As it is commonly told, the history of jazz piano mirrors the evolution of the music as a whole. Earl Hines is said to have developed a “trumpet style” in response to Armstrong’s innovations. The pianism of Ellington is praised for representing a microcosm of his orchestral works. The music of Bud Powell, we are told, translated the advances of Charlie Parker and Dizzy Gillespie to the jazz keyboard. These generalizations, as clumsy as they are—and they are all too easy to criticize—still catch a broad truth. They rightly call our attention to the symbiotic relationship between the harmonic and rhythmic underpinnings of the music, epitomized in the work of jazz pianists, and the evolution of the monophonic improvised lines, best exemplified in the play of the horns. In this regard, jazz music is radically different from painting or literature or other mediums in which individuals work alone, in which the influence of others is felt at a distance, as part of a cultural context. With few exceptions, the nature of jazz performance requires group interaction of the highest level. And much of the irony of jazz is that, for all its celebration of the individual soloist, it remains a music of ensembles. The story of each major innovator in the music’s history—Armstrong, Ellington, Parker, Davis, Coleman—repeats this truism. There are no lonely geniuses in the jazz pantheon, for in this medium there is almost always the company of a band.

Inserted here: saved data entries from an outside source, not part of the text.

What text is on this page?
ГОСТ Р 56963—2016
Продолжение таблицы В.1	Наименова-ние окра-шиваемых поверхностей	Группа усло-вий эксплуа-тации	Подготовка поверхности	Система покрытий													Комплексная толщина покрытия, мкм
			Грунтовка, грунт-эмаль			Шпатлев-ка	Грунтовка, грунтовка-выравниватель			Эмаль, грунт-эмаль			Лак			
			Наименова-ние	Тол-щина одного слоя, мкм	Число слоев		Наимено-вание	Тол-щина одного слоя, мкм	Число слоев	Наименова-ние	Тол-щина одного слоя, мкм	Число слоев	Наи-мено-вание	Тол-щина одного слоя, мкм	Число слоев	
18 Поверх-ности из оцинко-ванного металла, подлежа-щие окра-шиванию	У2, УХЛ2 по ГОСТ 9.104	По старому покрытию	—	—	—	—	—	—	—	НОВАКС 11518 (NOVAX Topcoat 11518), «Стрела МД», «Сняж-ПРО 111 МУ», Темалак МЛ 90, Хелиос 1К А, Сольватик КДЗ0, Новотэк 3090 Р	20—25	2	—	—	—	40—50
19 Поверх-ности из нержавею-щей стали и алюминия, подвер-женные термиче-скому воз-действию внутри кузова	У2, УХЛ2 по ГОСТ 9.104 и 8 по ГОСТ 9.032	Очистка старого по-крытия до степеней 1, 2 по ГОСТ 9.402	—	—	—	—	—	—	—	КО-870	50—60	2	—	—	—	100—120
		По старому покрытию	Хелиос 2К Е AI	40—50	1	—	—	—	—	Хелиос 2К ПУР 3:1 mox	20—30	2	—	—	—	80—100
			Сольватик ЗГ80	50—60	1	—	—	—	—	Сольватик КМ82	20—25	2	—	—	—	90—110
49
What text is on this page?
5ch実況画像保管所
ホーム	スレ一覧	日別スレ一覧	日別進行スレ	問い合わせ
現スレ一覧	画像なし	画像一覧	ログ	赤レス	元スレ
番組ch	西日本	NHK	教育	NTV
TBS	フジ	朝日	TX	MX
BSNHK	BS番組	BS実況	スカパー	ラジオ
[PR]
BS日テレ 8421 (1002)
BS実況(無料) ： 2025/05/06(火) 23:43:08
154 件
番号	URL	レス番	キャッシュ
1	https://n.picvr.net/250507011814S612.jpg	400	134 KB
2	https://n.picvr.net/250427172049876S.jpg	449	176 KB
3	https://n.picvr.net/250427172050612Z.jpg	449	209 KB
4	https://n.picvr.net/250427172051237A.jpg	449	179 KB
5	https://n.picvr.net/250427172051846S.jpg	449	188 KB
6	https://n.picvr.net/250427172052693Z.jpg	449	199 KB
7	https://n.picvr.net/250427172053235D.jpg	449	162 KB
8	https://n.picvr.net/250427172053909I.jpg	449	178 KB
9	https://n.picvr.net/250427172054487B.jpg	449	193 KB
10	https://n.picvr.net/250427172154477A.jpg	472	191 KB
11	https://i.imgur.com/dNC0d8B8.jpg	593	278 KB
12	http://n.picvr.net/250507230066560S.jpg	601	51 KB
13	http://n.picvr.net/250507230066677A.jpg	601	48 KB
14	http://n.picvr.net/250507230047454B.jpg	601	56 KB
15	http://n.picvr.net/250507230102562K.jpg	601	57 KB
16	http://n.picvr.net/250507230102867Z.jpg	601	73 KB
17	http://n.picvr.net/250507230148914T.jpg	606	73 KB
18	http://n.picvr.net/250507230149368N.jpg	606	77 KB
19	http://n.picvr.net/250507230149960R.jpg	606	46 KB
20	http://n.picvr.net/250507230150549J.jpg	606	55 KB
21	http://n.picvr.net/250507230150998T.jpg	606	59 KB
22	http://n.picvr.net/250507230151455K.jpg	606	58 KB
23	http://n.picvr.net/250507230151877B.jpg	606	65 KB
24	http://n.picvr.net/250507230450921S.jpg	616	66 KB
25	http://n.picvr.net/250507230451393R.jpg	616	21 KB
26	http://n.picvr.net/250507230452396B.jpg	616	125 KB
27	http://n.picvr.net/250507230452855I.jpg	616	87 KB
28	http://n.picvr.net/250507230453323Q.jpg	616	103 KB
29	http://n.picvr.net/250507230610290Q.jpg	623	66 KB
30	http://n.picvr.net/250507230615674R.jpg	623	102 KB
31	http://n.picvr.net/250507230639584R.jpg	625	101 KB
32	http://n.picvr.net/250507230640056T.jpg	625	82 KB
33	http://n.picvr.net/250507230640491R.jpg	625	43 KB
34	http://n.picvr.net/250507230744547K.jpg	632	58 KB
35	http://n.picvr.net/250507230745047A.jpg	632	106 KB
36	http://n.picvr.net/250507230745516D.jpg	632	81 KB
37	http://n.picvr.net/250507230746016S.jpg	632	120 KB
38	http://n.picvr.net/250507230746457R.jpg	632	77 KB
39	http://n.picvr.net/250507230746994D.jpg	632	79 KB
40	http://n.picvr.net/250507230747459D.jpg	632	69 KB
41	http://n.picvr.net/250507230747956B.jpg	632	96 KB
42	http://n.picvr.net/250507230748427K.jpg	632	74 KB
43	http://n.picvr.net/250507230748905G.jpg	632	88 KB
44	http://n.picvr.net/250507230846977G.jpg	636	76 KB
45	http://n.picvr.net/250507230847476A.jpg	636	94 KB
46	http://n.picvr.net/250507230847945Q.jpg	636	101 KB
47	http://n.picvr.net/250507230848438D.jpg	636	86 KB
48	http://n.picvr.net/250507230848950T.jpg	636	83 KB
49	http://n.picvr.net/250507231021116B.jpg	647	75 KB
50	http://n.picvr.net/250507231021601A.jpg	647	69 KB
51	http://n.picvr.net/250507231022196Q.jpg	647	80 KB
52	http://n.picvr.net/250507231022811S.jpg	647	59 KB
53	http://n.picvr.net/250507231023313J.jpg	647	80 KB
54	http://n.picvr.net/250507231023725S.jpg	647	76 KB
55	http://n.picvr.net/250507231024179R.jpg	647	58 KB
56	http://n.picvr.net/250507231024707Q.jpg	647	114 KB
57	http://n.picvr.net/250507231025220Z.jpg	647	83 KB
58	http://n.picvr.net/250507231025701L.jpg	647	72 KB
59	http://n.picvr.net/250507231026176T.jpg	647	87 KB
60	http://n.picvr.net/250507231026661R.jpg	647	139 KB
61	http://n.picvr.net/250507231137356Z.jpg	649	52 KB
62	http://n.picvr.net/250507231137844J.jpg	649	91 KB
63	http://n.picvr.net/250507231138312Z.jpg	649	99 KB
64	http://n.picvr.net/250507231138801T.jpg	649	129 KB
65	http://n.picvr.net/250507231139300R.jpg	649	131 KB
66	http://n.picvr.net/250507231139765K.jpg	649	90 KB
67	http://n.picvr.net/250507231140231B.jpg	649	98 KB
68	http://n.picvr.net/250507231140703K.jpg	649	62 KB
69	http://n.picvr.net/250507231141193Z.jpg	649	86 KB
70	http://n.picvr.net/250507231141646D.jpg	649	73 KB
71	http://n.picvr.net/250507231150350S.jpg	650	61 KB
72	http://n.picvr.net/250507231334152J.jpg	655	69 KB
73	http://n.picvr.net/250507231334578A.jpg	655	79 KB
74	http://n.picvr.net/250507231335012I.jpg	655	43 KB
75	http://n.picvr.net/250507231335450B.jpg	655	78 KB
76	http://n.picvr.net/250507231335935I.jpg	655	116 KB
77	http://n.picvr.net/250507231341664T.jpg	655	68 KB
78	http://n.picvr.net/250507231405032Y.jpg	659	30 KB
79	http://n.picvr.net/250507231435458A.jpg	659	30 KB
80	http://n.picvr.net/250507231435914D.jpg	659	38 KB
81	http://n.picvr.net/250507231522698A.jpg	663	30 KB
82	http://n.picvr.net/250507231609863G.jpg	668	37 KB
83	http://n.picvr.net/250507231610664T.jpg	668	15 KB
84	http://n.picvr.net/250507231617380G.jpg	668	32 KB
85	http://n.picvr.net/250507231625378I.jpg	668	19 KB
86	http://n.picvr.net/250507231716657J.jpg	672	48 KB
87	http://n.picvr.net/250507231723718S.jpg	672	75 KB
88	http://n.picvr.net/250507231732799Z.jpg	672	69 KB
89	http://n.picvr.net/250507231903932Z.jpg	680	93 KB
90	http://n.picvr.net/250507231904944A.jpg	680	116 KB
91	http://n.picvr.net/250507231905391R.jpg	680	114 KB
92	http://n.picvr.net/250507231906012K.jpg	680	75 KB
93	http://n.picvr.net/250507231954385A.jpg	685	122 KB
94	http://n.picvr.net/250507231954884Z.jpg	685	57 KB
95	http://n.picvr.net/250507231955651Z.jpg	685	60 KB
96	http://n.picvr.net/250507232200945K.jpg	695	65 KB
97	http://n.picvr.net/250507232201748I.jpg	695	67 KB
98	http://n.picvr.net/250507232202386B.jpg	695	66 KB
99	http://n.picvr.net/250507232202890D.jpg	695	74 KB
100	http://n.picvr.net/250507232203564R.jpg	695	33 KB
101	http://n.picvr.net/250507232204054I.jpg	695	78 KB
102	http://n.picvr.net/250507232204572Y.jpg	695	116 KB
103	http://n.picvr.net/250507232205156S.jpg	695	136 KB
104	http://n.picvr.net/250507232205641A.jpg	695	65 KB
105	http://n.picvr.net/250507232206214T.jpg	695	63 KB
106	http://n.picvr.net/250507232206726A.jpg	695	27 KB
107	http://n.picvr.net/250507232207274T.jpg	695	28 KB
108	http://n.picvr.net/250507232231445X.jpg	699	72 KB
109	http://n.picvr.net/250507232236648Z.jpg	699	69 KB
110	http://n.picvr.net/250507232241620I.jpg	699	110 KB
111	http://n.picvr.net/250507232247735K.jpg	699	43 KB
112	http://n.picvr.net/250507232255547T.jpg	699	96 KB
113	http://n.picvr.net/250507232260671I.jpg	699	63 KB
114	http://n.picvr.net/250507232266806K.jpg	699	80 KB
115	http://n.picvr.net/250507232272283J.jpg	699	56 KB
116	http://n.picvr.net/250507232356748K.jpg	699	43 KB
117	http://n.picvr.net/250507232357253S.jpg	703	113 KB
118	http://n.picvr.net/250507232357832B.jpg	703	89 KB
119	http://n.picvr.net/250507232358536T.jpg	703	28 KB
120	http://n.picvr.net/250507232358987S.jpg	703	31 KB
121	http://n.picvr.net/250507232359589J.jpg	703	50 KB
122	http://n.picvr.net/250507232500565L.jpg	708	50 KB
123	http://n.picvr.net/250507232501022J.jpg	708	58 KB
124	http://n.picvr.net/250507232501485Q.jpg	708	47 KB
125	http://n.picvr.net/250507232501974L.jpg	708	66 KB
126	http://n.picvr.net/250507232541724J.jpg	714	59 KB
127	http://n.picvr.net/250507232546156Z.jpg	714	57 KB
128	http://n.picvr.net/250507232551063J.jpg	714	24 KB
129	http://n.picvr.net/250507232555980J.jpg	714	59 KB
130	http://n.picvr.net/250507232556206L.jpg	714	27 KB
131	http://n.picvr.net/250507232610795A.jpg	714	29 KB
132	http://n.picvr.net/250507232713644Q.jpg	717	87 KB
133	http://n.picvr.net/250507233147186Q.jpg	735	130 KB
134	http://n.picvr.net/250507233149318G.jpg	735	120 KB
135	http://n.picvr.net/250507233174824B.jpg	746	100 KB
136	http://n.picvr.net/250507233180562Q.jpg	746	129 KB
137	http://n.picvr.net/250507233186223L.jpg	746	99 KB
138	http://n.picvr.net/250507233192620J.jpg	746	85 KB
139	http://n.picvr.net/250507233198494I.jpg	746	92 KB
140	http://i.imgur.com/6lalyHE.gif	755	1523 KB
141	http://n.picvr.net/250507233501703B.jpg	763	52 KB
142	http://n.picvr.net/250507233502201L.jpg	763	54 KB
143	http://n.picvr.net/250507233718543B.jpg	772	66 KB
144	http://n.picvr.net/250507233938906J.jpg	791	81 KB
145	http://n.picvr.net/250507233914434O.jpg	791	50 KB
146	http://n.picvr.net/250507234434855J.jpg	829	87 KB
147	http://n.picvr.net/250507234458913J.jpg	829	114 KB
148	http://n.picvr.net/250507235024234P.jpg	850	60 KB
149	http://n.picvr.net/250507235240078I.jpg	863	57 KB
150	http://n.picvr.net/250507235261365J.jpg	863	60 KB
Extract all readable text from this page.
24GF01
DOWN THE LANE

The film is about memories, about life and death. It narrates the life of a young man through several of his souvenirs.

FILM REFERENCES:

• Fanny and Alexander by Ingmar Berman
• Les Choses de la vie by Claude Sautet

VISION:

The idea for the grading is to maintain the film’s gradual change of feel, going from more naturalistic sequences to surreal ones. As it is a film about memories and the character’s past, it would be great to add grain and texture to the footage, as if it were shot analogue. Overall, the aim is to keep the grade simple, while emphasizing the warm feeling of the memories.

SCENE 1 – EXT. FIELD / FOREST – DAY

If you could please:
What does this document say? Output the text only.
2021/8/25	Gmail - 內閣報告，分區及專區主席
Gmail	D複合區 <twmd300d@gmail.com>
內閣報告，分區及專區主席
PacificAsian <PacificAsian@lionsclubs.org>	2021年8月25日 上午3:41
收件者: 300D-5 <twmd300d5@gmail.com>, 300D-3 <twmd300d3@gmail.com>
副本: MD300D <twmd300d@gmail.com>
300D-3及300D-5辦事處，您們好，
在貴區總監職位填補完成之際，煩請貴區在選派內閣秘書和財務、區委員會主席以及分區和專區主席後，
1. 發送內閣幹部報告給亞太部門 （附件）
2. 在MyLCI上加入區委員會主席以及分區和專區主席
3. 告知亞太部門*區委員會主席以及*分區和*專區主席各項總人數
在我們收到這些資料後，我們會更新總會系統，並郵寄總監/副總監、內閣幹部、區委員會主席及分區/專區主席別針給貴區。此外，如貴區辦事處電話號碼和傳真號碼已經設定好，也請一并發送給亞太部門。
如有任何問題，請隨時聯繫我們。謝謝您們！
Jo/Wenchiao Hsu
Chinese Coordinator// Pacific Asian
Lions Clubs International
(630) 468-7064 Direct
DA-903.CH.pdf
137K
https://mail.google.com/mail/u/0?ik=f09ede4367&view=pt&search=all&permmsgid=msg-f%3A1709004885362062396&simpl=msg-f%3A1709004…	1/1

By the mid-1940s, a distinctively modern jazz piano style had developed. Its historical antecedents were surprising. A decade before, most knowledgeable listeners would have looked toward Art Tatum, or perhaps to Duke Ellington, for an indication of the future of jazz piano. Their music seemed to encompass the most forward-looking thinking in terms of harmony, rhythm, melody. As it turned out, the orchestral approach to the keyboard of a Tatum or Ellington was too thick, too textured to work in the context of a bebop rhythm section. Instead, the new generation of modern jazz pianists looked for a leaner, more streamlined approach. This new style, as it developed, came to emphasize the right hand, which played fast melody lines laced with all the chromatic color tones and rhythmic flurries found in a Parker alto solo. The left hand supported this linear approach with supple comping chords—often simple structures built with only two or three notes—that were almost as important for their rhythmic kick as for their meager harmonic implications. In this regard, the bebop pianists were closer in spirit to Count Basie, the unassuming antivirtuoso of Kansas City jazz, than to the more technically proficient stride and Swing Era players. True, the influence of the stride tradition could not be completely shaken off—in particular, Tatum’s triumphant mastery of the keyboard continued to haunt later players. Its influence lurked below the surface of even such committed modernists as Powell and Tristano— and was especially evident when these bebop piano titans played unaccompanied. Hints of the linear styles of Hines and Wilson could also be detected among the boppers (with Monk’s modernism looking back even further to the work of James P. Johnson). Yet, for the most part, the bebop players tended to be ruthless in jettisoning the excess baggage of the recent past in their attempts to find a purer, unencumbered voice for the jazz keyboard.